Texas may have executed the wrong Carlos
An investigation by students at Columbia Law School has uncovered evidence strongly suggesting that Texas may have executed the wrong man for the 1983 killing of a convenience store clerk in Corpus Christi.
The team, led by Professor James Liebman, found previously suppressed evidence that appeared to exonerate Carlos DeLuna, who was executed in 1989. The Columbia team’s findings – along with court documents, recordings, evidence, and interviews – are published on TheWrongCarlos.net.
DeLuna, a Hispanic man with “childlike intelligence”, was convicted of stabbing and killing Wanda Lopez with a lock-blade buck knife at a Corpus Christi gas station in 1983. DeLuna was sentenced to death despite no forensic evidence, such as fingerprints, linking him to the crime. Instead, prosecutors primarily relied on the testimony of an Anglo witness who saw a Hispanic man fleeing the scene in the dark.
“No one cared enough about the defendant or the victim to make sure they caught the right guy,” said Liebman, a leading deathpenalty litigationexpert and the Simon H. Rifkind Professor of Law at Columbia Law School. “Everything that could go wrong in a death penalty case did go wrong for DeLuna.”
DeLuna, even at the death chamber, maintained his innocence and repeatedly told police and prosecutors that another Carlos – Carlos Hernandez – had committed Lopez’s murder.
There were good reasons to suspect Hernandez, with whom DeLuna was supposed to meet that day at a strip club across the street from the Shamrock gas station where Lopez worked.
Hernandez, who bore striking physical resemblance to DeLuna, had a history of violence against women, including threatening his girlfriend with a knife in 1981 and attacking his wife with an ax in 1983. Hernandez was also suspected in the 1979 killing of Dahlia Sauceda but never stood trial for her brutal death. Hernandez also displayed an affinity for knives; he was carrying a knife in at least 13 of his arrests.

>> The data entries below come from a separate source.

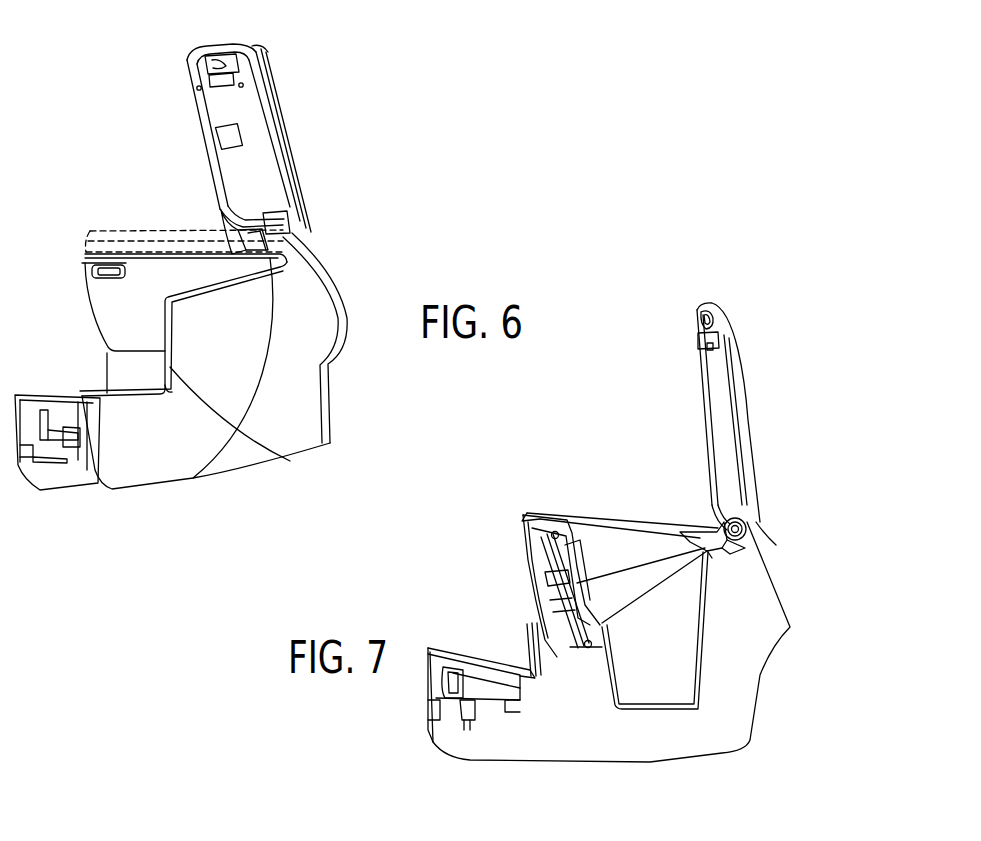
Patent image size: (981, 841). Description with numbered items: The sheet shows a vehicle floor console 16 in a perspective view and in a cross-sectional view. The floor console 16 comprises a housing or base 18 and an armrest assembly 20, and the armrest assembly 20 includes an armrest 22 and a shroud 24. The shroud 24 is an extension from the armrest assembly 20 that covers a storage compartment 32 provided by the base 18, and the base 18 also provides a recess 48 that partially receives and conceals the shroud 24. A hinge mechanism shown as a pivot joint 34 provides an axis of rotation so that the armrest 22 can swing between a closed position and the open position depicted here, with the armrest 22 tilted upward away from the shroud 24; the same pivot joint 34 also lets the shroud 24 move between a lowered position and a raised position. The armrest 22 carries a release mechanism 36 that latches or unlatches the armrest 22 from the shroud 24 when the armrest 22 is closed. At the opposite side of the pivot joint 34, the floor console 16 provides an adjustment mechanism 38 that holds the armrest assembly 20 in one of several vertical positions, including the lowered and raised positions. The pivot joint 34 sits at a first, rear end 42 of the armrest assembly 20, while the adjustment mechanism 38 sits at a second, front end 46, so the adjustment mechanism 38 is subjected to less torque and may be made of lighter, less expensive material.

In FIG. 6, the floor console 16 is at (197, 347).
In FIG. 7, the floor console 16 is at (616, 620).
In FIG. 6, the base 18 is at (328, 394).
In FIG. 7, the base 18 is at (787, 595).
In FIG. 6, the armrest assembly 20 is at (206, 149).
In FIG. 7, the armrest assembly 20 is at (717, 416).
In FIG. 6, the armrest 22 is at (278, 93).
In FIG. 7, the armrest 22 is at (738, 374).
In FIG. 6, the shroud 24 is at (210, 273).
In FIG. 7, the shroud 24 is at (635, 528).
In FIG. 7, the storage compartment 32 is at (665, 600).
In FIG. 6, the pivot joint 34 is at (220, 208).
In FIG. 7, the pivot joint 34 is at (722, 522).
In FIG. 6, the release mechanism 36 is at (197, 73).
In FIG. 7, the release mechanism 36 is at (700, 324).
In FIG. 7, the adjustment mechanism 38 is at (567, 533).
In FIG. 7, the first end 42 is at (764, 520).
In FIG. 7, the second end 46 is at (537, 510).
In FIG. 6, the recess 48 is at (167, 363).
In FIG. 7, the recess 48 is at (532, 625).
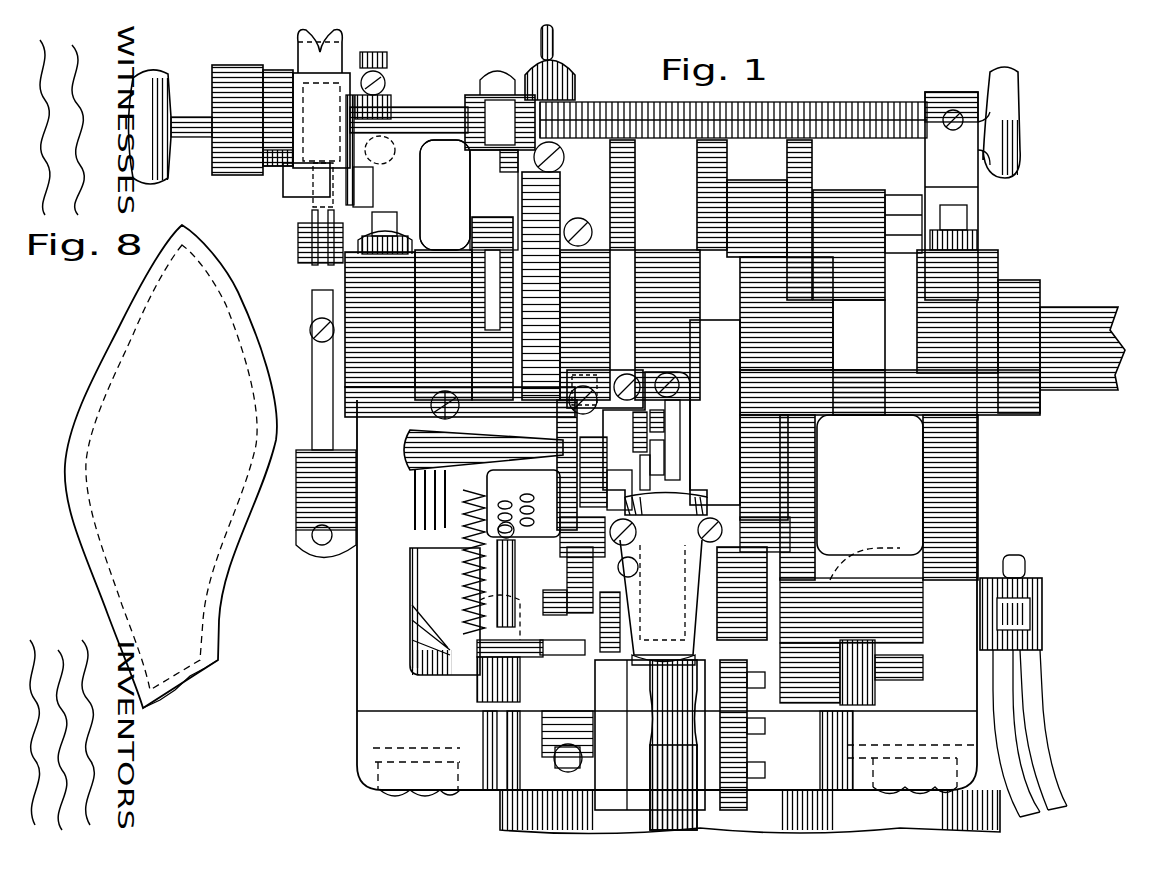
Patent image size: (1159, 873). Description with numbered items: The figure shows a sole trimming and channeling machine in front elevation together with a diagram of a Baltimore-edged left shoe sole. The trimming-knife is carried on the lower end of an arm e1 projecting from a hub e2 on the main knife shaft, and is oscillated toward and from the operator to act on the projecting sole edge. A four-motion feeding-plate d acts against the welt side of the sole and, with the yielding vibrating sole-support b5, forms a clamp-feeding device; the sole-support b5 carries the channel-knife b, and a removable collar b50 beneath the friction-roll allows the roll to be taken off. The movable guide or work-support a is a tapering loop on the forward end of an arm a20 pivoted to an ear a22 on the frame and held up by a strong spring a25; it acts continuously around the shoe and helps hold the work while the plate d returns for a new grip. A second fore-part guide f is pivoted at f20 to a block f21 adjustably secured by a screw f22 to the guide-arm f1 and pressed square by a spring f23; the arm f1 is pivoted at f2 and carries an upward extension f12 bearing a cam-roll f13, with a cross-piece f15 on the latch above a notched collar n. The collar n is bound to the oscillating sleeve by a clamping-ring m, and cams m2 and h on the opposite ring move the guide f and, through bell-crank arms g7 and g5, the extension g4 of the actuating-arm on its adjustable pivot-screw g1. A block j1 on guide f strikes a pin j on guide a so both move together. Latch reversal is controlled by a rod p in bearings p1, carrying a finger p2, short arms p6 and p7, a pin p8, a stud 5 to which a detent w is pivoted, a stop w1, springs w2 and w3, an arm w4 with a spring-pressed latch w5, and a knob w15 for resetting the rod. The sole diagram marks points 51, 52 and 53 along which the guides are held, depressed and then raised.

In FIG. 1, the rod p is at (178, 117).
In FIG. 1, the short arm p6 is at (228, 110).
In FIG. 1, the short arm p7 is at (222, 150).
In FIG. 1, the pin p8 is at (275, 158).
In FIG. 1, the detent w is at (300, 178).
In FIG. 1, the stop w1 is at (375, 187).
In FIG. 1, the spring w2 is at (378, 150).
In FIG. 1, the spring-pressed latch w5 is at (320, 210).
In FIG. 1, the stud 5 is at (384, 82).
In FIG. 1, the arm w4 is at (318, 380).
In FIG. 1, the pivot shaft f2 is at (296, 495).
In FIG. 1, the bell-crank lever arm g7 is at (408, 325).
In FIG. 1, the cam m2 is at (505, 230).
In FIG. 1, the cam h is at (470, 240).
In FIG. 1, the clamping-ring m is at (600, 245).
In FIG. 1, the notched collar n is at (585, 325).
In FIG. 1, the hub e2 is at (630, 282).
In FIG. 1, the bearing p1 is at (952, 106).
In FIG. 1, the knob w15 is at (1006, 80).
In FIG. 1, the spring w3 is at (878, 106).
In FIG. 1, the finger p2 is at (497, 80).
In FIG. 1, the cross-piece f15 is at (554, 36).
In FIG. 1, the upward extension f12 is at (570, 90).
In FIG. 1, the cam-roll f13 is at (564, 160).
In FIG. 1, the block j1 is at (618, 372).
In FIG. 1, the block f21 is at (682, 392).
In FIG. 1, the fore-part guide f is at (655, 444).
In FIG. 1, the pivot f20 is at (680, 420).
In FIG. 1, the spring f23 is at (680, 455).
In FIG. 1, the screw f22 is at (605, 412).
In FIG. 1, the arm e1 is at (651, 472).
In FIG. 1, the upward extension g4 is at (590, 452).
In FIG. 1, the pivot-screw g1 is at (635, 478).
In FIG. 1, the bell-crank lever arm g5 is at (560, 440).
In FIG. 1, the guide-arm f1 is at (535, 441).
In FIG. 1, the ear a22 is at (456, 566).
In FIG. 1, the arm a20 is at (536, 560).
In FIG. 1, the pin j is at (638, 568).
In FIG. 1, the four-motion feeding-plate d is at (661, 597).
In FIG. 1, the guide or work-support a is at (663, 647).
In FIG. 1, the spring a25 is at (598, 646).
In FIG. 1, the channel-knife b is at (650, 735).
In FIG. 1, the sole-support b5 is at (655, 720).
In FIG. 1, the collar b50 is at (660, 795).
In FIG. 8, the point 53 is at (158, 466).
In FIG. 8, the point 52 is at (171, 467).
In FIG. 8, the point 51 is at (169, 692).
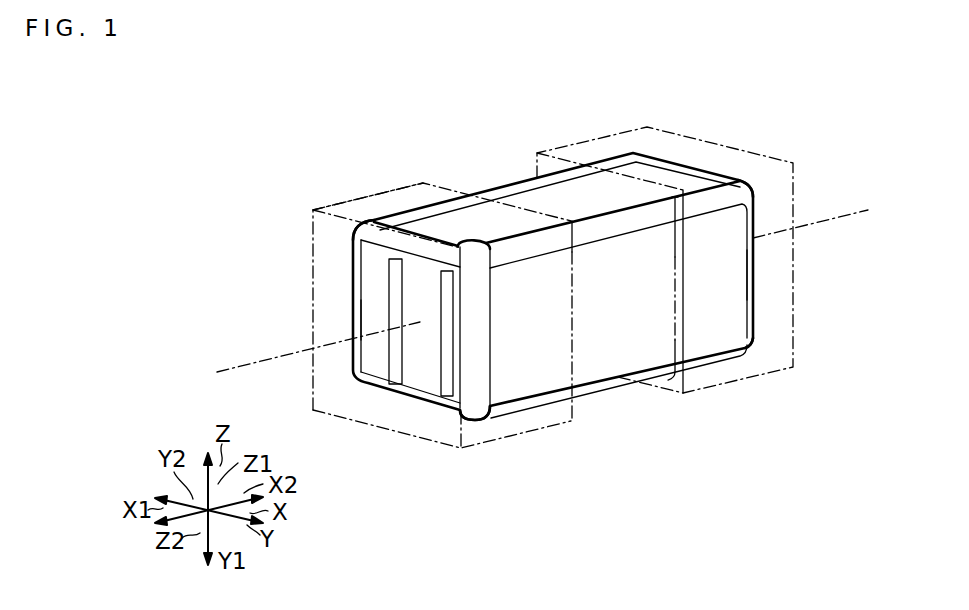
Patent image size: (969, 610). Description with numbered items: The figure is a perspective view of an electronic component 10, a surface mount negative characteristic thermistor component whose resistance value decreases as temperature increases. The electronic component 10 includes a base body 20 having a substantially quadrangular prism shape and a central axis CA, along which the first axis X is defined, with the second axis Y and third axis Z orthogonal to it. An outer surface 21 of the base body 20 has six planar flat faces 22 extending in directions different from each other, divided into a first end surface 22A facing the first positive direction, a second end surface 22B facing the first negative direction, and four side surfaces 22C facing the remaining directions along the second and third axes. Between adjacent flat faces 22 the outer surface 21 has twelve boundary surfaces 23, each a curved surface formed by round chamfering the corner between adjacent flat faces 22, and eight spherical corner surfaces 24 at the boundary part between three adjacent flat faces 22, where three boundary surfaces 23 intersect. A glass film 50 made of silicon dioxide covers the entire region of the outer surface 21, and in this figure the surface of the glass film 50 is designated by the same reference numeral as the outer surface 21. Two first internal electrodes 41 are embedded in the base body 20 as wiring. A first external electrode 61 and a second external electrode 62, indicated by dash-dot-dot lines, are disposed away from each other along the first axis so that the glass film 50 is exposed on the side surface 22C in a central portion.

The electronic component 10 is at (345, 152).
The base body 20 is at (456, 142).
The outer surface 21 is at (452, 138).
The flat face 22 is at (453, 506).
The first end surface 22A is at (427, 377).
The second end surface 22B is at (768, 298).
The side surface 22C is at (513, 192).
The boundary surface 23 is at (358, 250).
The corner surface 24 is at (473, 247).
The first internal electrode 41 is at (403, 319).
The glass film 50 is at (675, 292).
The first external electrode 61 is at (397, 432).
The second external electrode 62 is at (750, 378).
The central axis CA is at (247, 360).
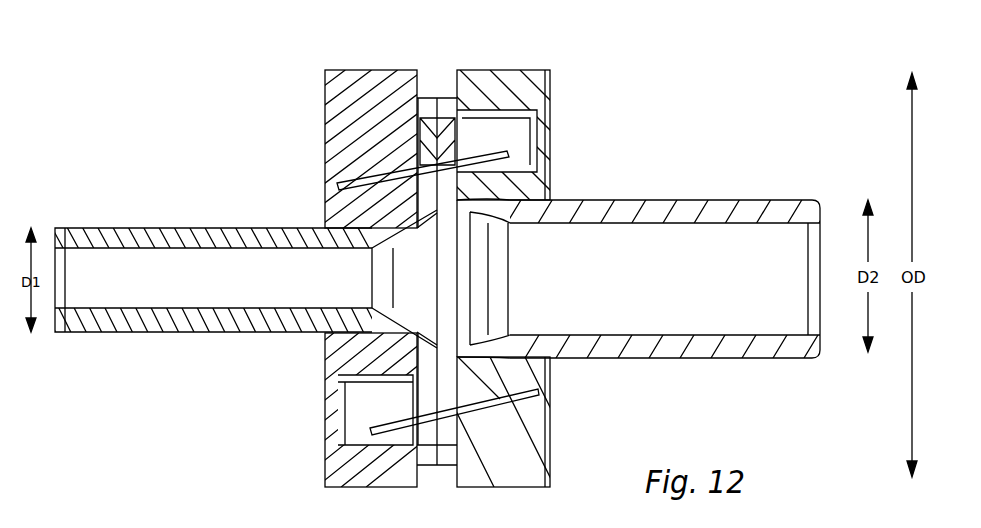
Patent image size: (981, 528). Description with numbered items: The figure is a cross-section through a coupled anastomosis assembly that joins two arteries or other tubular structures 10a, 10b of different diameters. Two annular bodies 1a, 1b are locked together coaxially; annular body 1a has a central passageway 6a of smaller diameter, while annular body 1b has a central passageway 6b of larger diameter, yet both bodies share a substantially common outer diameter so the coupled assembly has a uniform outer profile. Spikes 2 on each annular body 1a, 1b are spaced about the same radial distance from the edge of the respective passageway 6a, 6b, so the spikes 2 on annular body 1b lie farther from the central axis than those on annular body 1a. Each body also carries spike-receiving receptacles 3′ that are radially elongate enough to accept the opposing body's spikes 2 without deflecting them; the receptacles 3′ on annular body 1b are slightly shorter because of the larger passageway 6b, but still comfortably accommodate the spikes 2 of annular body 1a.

The annular body 1a is at (347, 98).
The annular body 1b is at (541, 93).
The spike 2 is at (485, 153).
The spike-receiving receptacle 3′ is at (523, 150).
The passageway 6a is at (345, 226).
The passageway 6b is at (542, 194).
The tubular structure 10a is at (133, 317).
The tubular structure 10b is at (700, 337).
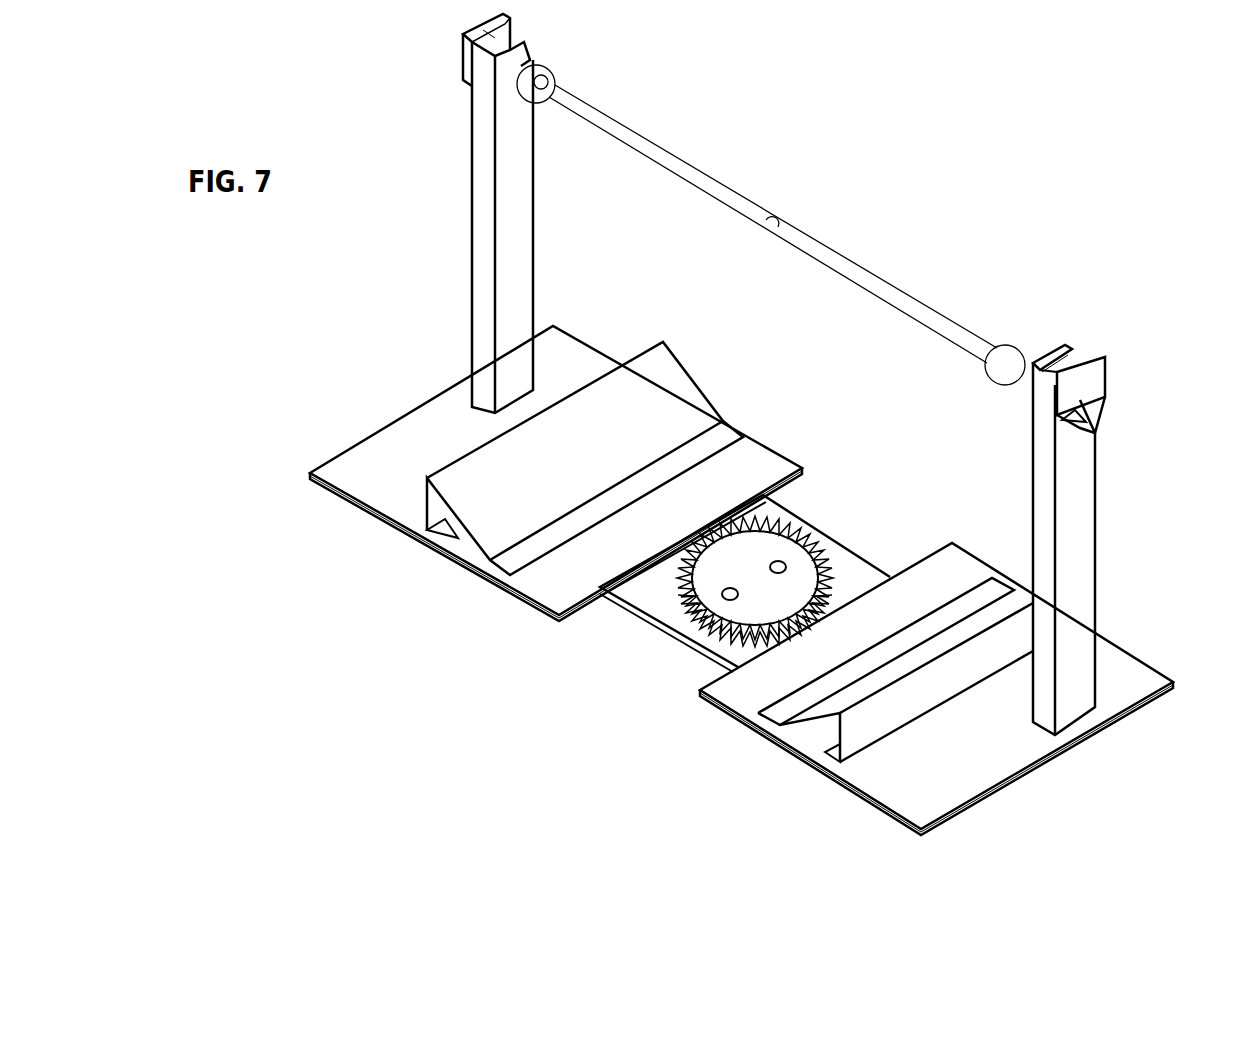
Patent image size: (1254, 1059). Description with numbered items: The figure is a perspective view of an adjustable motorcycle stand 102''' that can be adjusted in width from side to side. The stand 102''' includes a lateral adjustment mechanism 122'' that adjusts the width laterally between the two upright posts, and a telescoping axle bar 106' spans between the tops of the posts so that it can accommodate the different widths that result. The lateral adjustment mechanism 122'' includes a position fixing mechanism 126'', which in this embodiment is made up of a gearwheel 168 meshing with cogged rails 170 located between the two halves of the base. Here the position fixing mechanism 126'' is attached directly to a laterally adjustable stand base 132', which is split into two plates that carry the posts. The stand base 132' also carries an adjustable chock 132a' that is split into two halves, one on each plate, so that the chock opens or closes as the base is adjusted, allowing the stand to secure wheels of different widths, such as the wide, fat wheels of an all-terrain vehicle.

One of the evidence suppressed during DeLuna’s trial is the audio recording of police dispatches showing police pursuing a suspect matching Hernandez’s description 30 minutes after the crime. The witness stated that the assailant had a mustache. DeLuna was clean-shaven whereas Hernandez wore a mustache.
But despite the evidence discrepancies and Hernandez’s long criminal record, prosecutors did not take DeLuna’s assertions of innocence seriously, dismissing his claims as the “some other dude named Carlos” defense.
Although police were already well-acquainted with Carlos Hernandez even before Lopez’s death, the Columbia team found that there appeared to be little effort by police and prosecutors to look into whether Hernandez could have committed the crime. The fingerprints collected at the gas station crime scene were “very, very bad” quality, and thus investigators could not compare the crime scene prints with Hernandez’s fingerprints that were on file to verify or eliminate him as a suspect.
“As a result, there were no matches to anyone named Carlos Hernandez – or to Carlos DeLuna, for that matter,” the report pointed out.
However, the lack of “quality” forensic evidence did not stop prosecutors from pursuing the death penalty against DeLuna.
Meanwhile, as DeLuna was sent to death row, Hernandez roamed free in Corpus Christi. Hernandez was even heard bragging about killing Lopez.
“I heard Carlos Hernandez once talking about a stabbing or a killing that had happened…that a tocayo [namesake] had taken the blame for it,” said Janie Adrian, neighbor of Carlos Hernandez. “…That he had stabbed [Wanda Lopez].”
Crying, Adrian explained to the Columbia Law School team, “I didn’t want to say nothing because I was afraid he would find me or something and he would come if he knew that we knew more than what we’re supposed – what we had heard.”
The authors of the report suggested that Texas prosecutors may have wrongfully condemned an innocent man to death while allowing the true killer to continue terrorizing the residents of Corpus Christi.
In 1989, the same year DeLuna was put to death by lethal injection, Hernandez attacked Dina Ybanez with a lock-blade buck knife – a similar type of knife used to kill Lopez. Ten years after DeLuna’s execution, Hernandez died of liver cirrhosis in prison where he was serving time for attacking his neighbor with a kitchen knife.
“Sadly, DeLuna’s story is not unique,” Liebman said. “The very same factors that sent DeLuna to his death—faulty eyewitness testimony, shoddy legal representation, and prosecutorial misfeasance—continue to put innocent people at risk of execution today.”